Visiting the war cemetery in Normandy taught Donna Klein that soldiers who are injured or die in battle are not ‘losers’; they are the strongest among us.
I spent six months of the mid-’70s living in Normandy, France, on foreign study. My dad had urged me to tell the older people I met of his military service. Honestly, at age 20, and with everybody’s dad being a WWII veteran, I was not real impressed. Dumb me.
Anyway, this local man at the university heard me say that my dad served on a battleship and was behind a gun at the D-Day invasion. In awe, he told me, “Your father saved my country. It is my obligation to take you to the war beaches.”
That weekend, he picked me up for a nice lunch in his home with his whole family. His poor teen boys were bored out of their minds, but he made them sit there politely. He then packed us all in his tiny car and we drove out to the ocean, those legendary war beaches.
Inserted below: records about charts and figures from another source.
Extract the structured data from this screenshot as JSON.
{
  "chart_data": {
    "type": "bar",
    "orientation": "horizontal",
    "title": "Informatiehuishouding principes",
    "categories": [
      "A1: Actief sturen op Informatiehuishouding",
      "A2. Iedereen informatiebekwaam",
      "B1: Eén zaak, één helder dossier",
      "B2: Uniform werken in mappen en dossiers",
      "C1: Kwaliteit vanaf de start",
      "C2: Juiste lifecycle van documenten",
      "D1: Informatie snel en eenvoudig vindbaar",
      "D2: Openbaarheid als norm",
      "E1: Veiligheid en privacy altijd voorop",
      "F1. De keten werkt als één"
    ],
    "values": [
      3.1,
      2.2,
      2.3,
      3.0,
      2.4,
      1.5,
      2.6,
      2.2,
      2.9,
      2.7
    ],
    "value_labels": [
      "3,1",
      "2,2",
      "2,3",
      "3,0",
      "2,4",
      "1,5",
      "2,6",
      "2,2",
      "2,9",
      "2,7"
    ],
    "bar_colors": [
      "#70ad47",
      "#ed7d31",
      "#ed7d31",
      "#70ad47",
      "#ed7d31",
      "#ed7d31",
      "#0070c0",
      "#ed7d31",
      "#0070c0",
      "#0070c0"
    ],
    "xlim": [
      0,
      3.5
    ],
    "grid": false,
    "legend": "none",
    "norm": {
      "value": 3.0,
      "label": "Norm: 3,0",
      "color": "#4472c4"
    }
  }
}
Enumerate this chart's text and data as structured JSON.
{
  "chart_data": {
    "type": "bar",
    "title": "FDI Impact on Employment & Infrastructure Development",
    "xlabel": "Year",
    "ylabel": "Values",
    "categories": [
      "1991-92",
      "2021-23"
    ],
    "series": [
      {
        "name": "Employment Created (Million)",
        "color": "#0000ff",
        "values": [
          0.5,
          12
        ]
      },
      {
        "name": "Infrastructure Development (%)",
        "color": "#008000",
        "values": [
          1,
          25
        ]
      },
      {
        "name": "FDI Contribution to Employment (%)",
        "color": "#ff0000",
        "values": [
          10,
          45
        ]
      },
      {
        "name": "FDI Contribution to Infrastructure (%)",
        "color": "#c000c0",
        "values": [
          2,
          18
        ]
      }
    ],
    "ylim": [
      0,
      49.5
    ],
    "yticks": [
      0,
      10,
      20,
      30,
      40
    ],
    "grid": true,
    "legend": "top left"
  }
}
It was winter, cold and windy. No one was there but us. The man’s wife and kids stayed warm in the car. Our first stop: this miniscule museum, just a hole-in-the wall. Right there, in glorious black and white, hung a photo of my dad’s battleship!
Then he walked me out to the edge of those cliffs. The wind ripped through our clothes and we stood in silence. I looked out on the ocean and pictured my teenaged dad scared out of his mind but standing on duty behind those huge guns.
Last stop, the cemetery. He walked me over. Then he said to me, in French of course, “You are back in America. France gave this land to your country in gratitude for saving ours. You are home.”
We stood in that sacred land, every which way seeing perfect lines of stark white grave markers. Again, this was winter, and it was bare and cold, as it really should be for something so monumental.
This day was a high point of my life, a dividing line. Until then, I thought it was just dumb old war stories that everybody’s dad had. But at that moment, I understood.
So, you can imagine the depth of my horror and absolute disgust (yours, too, I am sure!) to hear that President Trump disrespected, actually denigrated, those lost war heroes who died or were injured in battle, according to a recent report in The Atlantic. My dad was honorably discharged for a physical injury during battle. His eardrums were blown out from the guns. Per Trump, he is a “loser.” Trump dismisses my dad’s sacrifice.
I’m speechless. I had to take another look at this Normandy cemetery, located right at the beaches where these brave men lost their lives, to remind myself of the utter depravity of this man’s soul.
May they rest in peace. I hope my beloved dad is, too.
Donna Klein lives in Birmingham. She is a member of Temple Emanu-El.